Each main bedroom had a marble topped
washstand with a set comprising a hand basin, water ewer, soap dish, and
toothbrush vase, in the double cupboard below were a pair of chamber pots in
the matching pattern. This set was patterned with large red roses, but of these
only the hand basin now survives. Being a large one, it has gone through a
number of uses, from the earliest being I was told. My bath in the earliest
weeks, to mixing Christmas puddings in succeeding years and holding wine much later.
Now
Gas fires were fitted in the main bedrooms
to provide a trifle of heat at bedtime and a brass jar of water stood in front
to stop it drying out the air. Not that the furniture stood in any danger of
drying out in those days although it was all solid wood, even plywood does not
seem to come in, till much later. There must have been more furniture, but
nothing built in except the larder and the dresser in the kitchen. The
freestanding wardrobes were big since one needed plenty of clothing and were supplemented
by large chests of drawers and blanket chests. Bedroom furniture was only
slightly less ornamented than downstairs.
The beds varied through the plain iron,
and the iron with brass knobs and fittings to the wooden headboard and
footboard veneered in burr walnut which could not have been part of the
original set up in 1912 as it did not match anything else. The bed springs of
that day were a sort of lightly stretched steel spring fabric which became a hammock
with the passing of years and can be consigned to the past without a trace of
nostalgia. Sheets were white and cotton, or linen for the fortunate, blankets
thick and numerous and the eiderdown de rigueur though with often no trace of
eider ancestry. The white quilts were not quilted but of a heavy cotton
material with an embossed pattern. These whites and white lace curtains fitted
the general darkness of the furniture and decor as did the use of mirrors in
the furniture and over fire places wherever possible.
I was moved into my own minuscule bedroom
at an early age and the one thing that has stuck in my mind is the wallpaper.
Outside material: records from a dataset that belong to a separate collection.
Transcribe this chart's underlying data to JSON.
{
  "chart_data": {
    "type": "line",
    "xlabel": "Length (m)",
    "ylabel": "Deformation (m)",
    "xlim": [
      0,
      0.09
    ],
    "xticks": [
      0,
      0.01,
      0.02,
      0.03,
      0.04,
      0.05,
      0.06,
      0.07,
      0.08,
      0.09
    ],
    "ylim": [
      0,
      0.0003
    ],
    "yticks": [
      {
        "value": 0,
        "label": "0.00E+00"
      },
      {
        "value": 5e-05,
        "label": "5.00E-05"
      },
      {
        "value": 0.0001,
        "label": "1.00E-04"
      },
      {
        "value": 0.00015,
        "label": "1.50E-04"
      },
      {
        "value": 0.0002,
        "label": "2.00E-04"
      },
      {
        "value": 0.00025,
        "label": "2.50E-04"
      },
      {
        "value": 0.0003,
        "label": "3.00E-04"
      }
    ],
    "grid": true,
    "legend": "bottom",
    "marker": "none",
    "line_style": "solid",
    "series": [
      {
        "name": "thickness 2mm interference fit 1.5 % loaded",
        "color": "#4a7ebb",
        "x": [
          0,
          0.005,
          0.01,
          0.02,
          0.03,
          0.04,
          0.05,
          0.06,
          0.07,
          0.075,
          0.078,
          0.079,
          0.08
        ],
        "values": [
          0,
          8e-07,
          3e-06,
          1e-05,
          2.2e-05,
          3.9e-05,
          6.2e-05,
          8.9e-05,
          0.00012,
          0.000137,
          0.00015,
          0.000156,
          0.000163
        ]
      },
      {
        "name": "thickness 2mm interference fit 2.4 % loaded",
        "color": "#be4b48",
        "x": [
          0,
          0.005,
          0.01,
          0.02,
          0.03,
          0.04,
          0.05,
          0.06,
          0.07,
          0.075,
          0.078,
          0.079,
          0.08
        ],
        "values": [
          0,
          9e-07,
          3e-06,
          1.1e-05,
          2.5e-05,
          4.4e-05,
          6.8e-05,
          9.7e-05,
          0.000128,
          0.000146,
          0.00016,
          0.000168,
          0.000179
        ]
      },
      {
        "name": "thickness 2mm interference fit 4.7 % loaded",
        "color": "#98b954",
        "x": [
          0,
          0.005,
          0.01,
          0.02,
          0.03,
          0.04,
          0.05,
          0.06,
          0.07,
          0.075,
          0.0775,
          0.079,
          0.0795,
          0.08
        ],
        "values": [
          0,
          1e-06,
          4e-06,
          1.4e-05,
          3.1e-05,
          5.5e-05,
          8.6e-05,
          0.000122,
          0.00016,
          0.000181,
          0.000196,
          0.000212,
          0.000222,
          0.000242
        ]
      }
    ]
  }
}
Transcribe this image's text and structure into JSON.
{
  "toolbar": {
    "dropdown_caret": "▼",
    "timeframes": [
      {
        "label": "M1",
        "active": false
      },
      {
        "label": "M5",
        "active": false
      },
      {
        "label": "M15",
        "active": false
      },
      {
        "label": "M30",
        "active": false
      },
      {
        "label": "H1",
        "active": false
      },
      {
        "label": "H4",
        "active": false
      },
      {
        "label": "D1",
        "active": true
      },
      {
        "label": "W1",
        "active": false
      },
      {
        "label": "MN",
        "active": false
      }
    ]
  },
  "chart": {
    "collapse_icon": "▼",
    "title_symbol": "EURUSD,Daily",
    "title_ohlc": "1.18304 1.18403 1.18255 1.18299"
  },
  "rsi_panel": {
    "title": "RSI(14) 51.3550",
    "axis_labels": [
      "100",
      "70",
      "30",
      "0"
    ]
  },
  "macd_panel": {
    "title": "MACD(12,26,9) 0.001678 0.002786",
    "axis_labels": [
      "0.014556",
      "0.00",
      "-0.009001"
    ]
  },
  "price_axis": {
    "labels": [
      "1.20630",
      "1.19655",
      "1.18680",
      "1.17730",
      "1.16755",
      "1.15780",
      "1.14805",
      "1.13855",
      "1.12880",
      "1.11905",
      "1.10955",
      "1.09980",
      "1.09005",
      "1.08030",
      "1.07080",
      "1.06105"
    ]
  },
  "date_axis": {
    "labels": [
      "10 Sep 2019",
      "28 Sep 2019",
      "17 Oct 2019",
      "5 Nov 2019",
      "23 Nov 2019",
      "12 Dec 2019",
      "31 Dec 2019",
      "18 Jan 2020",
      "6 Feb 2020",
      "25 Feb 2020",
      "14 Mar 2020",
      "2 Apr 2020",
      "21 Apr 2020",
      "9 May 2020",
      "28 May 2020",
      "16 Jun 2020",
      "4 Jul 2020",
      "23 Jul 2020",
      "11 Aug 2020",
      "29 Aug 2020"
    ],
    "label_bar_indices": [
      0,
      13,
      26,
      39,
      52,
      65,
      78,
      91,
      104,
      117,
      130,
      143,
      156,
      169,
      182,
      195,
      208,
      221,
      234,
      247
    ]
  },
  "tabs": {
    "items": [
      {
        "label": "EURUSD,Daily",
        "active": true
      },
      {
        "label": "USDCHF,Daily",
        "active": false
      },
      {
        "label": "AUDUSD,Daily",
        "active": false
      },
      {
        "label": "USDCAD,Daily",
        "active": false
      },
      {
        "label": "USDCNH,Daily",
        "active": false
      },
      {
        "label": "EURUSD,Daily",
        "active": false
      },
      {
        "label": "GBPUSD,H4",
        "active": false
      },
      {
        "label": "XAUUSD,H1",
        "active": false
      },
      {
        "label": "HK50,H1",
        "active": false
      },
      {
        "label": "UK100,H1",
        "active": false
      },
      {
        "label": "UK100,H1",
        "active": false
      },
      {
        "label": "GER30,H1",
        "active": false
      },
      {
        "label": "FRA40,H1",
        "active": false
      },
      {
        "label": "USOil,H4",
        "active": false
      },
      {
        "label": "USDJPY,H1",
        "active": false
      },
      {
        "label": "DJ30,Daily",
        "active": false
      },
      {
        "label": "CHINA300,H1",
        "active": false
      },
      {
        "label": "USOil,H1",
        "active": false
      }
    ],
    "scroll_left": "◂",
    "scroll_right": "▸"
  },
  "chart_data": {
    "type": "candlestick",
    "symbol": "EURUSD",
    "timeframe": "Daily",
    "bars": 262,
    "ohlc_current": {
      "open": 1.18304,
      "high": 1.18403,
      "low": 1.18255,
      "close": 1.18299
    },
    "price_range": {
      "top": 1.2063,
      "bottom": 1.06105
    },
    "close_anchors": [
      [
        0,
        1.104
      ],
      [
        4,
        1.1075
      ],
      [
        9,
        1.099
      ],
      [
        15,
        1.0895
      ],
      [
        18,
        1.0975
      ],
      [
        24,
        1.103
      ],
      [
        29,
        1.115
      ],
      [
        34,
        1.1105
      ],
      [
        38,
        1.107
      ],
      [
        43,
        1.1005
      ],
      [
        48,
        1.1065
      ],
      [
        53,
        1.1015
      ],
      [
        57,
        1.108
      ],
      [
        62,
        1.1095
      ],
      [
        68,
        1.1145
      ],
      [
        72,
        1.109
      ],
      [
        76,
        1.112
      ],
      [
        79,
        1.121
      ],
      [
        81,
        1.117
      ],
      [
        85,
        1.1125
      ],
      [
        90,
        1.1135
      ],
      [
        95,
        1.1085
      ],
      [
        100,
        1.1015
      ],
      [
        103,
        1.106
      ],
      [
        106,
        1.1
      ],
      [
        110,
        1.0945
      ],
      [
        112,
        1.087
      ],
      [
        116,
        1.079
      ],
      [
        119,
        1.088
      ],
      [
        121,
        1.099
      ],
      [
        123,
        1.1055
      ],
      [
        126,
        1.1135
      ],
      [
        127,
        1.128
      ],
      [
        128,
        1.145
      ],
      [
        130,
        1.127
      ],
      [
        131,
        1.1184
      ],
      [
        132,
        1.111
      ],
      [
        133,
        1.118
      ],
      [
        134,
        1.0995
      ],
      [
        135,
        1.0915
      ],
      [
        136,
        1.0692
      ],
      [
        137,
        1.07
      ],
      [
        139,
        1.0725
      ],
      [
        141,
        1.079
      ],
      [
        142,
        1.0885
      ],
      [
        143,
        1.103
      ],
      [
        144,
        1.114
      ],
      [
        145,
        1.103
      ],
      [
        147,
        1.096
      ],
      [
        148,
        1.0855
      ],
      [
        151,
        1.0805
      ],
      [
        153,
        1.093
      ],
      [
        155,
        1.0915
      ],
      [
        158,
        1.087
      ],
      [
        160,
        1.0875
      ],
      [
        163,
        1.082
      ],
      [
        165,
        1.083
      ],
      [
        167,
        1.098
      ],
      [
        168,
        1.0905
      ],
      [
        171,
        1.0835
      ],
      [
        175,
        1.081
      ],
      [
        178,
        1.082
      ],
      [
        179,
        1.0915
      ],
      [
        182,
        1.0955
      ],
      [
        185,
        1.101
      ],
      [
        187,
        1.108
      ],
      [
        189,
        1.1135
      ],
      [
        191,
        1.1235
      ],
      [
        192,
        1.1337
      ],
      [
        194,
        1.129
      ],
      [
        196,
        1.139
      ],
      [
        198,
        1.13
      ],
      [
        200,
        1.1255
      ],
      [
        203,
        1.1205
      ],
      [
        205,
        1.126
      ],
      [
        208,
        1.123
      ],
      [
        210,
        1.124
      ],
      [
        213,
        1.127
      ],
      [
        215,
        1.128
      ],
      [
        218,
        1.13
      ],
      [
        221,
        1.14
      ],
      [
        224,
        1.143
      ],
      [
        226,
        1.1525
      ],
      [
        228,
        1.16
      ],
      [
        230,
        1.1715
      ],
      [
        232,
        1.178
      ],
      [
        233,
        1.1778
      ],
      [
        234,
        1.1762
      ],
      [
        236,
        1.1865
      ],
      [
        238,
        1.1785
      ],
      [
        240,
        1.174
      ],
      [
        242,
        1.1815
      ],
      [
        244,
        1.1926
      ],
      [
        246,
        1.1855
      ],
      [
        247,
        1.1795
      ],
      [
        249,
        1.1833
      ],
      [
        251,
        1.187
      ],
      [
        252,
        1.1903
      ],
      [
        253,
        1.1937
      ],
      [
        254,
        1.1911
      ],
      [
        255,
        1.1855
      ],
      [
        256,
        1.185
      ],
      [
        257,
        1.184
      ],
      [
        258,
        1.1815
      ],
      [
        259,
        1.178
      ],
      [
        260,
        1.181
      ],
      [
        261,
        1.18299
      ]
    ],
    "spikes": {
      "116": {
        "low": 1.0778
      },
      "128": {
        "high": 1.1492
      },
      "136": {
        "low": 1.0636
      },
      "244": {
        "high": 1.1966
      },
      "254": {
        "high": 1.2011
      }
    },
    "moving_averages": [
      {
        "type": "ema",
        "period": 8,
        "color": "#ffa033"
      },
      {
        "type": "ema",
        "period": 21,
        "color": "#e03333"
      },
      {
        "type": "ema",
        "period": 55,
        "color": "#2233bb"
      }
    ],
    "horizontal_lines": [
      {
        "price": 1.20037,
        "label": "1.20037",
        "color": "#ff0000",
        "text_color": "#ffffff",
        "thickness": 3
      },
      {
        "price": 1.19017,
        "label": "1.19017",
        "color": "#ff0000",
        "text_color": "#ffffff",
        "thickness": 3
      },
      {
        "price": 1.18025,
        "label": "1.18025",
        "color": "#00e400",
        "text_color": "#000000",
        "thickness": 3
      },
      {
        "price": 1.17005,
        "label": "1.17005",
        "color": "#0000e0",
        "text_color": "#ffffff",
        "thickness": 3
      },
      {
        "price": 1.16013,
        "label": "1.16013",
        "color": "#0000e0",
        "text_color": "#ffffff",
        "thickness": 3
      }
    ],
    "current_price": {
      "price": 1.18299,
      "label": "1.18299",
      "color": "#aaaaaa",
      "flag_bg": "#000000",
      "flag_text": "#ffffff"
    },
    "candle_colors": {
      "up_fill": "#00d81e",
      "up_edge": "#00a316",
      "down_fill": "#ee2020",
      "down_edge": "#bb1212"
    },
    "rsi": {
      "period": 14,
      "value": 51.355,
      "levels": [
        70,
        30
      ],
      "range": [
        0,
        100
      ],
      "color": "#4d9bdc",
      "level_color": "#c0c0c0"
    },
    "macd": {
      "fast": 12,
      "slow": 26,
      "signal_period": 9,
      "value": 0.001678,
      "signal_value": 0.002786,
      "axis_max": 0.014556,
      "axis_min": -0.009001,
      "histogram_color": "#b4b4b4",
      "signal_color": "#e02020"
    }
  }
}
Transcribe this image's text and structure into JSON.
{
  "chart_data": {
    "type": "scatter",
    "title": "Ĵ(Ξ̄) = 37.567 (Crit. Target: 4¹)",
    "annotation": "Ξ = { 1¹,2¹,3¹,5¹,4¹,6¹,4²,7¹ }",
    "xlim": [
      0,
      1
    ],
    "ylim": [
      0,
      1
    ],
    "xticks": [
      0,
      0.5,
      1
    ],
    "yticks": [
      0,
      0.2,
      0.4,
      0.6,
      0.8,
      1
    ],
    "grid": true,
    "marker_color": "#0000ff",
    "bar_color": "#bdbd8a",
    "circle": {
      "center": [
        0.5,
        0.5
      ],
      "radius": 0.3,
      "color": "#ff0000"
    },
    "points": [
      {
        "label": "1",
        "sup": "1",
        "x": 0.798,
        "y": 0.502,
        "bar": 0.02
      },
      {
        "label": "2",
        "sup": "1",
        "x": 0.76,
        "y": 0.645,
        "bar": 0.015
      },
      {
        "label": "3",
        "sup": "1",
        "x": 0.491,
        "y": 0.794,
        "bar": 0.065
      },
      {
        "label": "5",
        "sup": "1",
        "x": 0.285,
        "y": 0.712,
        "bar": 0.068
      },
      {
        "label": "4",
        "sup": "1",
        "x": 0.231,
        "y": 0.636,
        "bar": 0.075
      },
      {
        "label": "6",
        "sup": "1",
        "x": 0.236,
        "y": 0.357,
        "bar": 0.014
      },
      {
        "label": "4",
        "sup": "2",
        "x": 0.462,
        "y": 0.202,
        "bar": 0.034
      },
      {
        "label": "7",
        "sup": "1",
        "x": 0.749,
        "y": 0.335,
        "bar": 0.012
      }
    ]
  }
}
It had vertical pink stripes perhaps three inches wide with ovals holding
arrangements of roses a little over a foot above each other and the stripes
separated from the ivory background by thin silver lines. It is the only
wallpaper I recall from that house but the bed was tight to the wall and I had
time to gaze at it. In that room my Mother would read me a chapter from a
handsome volume of 'Robinson Crusoe' or from 'Tom Sawyer' once I was settled
in. Although occupying that room for five or six years it was never dark in
memory. I can however remember reading under the bedclothes with a torch after
the light had been put out so winter darkness did exist Surely the most elegant piece of furniture
stood opposite the fireplace behind the settee. A china cabinet to match the
rest of the furniture, standing around six feet high by four feet six, with its
mirrored back multiplying the pretty little collection of china and figurines.
Although fragile in appearance it has survived a war and several house removals
and is still with us, No doubt my mother lived in fear and trembling when I was
in the same room and hence my feeling that the room was little used.